İmara açılan alanların belirlenmesinde rantın, devlet üzerinden zenginleşmenin belirleyici olduğu ülkemizde imara açılan tarım alanlarına, dere yataklarına yapılan binaları deprem mi yıktı?
Deprem vurdu, sistem yıktı, liyakatsizlik öldürdü ne yazık ki…
Bitti mi? Artık yaraları sarma, sorumluları yargılama zamanı mı? Sorumlular yargılanabilecek mi?
2023 Güney Türkiye depreminin üzerinden 2 hafta geçmeden bizleri 12 yıl öncesine götüren bir haber düştü önümüze,
“….Avukat Suat Çakan, Van'da meydana gelen depremde 24 kişinin yaşamını yitirdiği Bayram Oteli Davasının 12 yıldır sürdüğünü ve zaman aşımı riski olduğunu belirtti…”
2011 Van Depreminin sembol yapılarından Bayram Otelde 24 insanımız hayatını kaybetmiş ama ceza davası kesinleşmemişti, hala devam ediyordu. Çok karmaşık bir dava mıydı? Yargıtay neden 2 defa bozma kararı vermişti? Yukarıdaki haberden alıntılayalım,
“…Yargıtay olayda "bilinçli taksir" bulunduğu tespitiyle sanığa daha üst sınırdan ceza verilmesi gerekçesiyle kararı bozmuştu… Yargıtay bu kez önceki görüşünden dönerek olayda "bilinçli taksir" olmadığı ve sanığa daha az ceza verilmesi gerektiği gerekçesiyle 17 Haziran 2016'da kararı sanık lehine bozdu… Yargıtay 17 Ocak 2019'da karar duruşmasında son sözün sanığa verilmediği gerekçesiyle kararı üçüncü defa bozdu…”
Hukukçu olanlar tahmin edecektir, Bayram Otelde hayatını kaybeden 24 kişinin ailelerinin açtığı tazminat davaları muhtemelen ceza davasının sonuçlanmasını bekliyordur. Yani 24 insanımızın ailesi ve dosyanın sanıkları 12 yıldır adalet bekliyor…

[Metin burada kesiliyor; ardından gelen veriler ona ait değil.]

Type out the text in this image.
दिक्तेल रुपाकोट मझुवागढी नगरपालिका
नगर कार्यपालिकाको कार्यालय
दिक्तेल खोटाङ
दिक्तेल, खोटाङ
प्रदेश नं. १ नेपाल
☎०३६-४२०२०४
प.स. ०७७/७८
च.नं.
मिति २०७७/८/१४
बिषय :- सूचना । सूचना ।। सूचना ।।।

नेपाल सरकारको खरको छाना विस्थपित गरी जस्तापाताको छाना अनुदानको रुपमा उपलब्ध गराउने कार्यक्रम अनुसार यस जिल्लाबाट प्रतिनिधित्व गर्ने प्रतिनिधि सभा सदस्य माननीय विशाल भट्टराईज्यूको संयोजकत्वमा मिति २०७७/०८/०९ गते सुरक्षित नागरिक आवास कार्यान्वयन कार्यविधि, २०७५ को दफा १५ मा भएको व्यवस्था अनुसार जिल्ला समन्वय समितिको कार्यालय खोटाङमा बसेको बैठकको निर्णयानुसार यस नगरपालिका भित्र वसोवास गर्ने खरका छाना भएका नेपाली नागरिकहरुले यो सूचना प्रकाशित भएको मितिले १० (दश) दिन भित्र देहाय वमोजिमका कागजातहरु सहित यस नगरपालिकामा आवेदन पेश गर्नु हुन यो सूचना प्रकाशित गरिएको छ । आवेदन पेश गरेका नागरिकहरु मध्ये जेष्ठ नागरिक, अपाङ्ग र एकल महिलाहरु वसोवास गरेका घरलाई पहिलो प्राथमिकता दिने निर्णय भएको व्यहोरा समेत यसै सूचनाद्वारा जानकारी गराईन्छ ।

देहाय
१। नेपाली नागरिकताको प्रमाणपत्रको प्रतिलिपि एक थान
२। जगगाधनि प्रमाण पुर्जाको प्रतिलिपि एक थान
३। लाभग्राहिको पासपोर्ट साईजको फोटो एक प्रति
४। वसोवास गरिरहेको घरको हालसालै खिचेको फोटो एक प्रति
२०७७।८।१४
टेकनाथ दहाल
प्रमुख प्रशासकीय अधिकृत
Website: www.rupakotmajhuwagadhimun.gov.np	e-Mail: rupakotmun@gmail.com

Yine hukukçu olanlar bilecektir, Yargıtay deprem kaynaklı cinayetlerde müteahhit vs yönünden zamanaşımı süresini ölüm yaralanma tarihinden başlatırken, kamu görevlileri yönünden yapı kullanma izin belgesi, imar işlemi, bina yapım tarihi vs tarihinden başlatmaktadır. Yani depremin nispeten etkilerini hafif gösterdiği Gaziantep’te yüzden fazla insanımızın ölümüne yol açan Ayşe-Mehmet Polat Sitesi’nin müteahhidi ve fenni mümessili Mehmet Ertan Akay hakkındaki ceza davasının zamanaşımı süresi Şubat 2023’ten başlayacakken, belediye görevlilerine dava açılamayacak. Çünkü 1999 yılında biten bina muhtemelen o yıllarda yapı kullanma izin belgesi aldı ve 8 yıl sonra kamu veya belediye görevlilerinin yargılandığı “görevi kötüye kullanma” suçunun zamanaşımı süresi doldu... İnanmayan, olmaz böyle ayrımcılık diyen okuyucular için sözü Yargıtay’a bırakalım,
“…Söz konusu apartmanının yıkılması sonucu 2 kişi hayatını kaybetmiştir. ..binanın yapım yılı tam olarak bilinmemekte olup, 22.12.2000 tarih ve 2000/56 numaralı yapı ruhsatının verildiği ancak yapı kullanma izin belgesinin bulunmadığı anlaşılmıştır…En son ruhsatı onaylayan ve mühürleyen kişinin ise Belediye Başkanı olduğunun anlaşıldığı.. sanığın, görevinin gereklerini yapmakta ihmal göstermesi nedeni ile bu sanığın eyleminin görevi kötüye kullanma suçunu oluşturduğu ve anılan suçun zamanaşımına uğradığı görülmektedir…”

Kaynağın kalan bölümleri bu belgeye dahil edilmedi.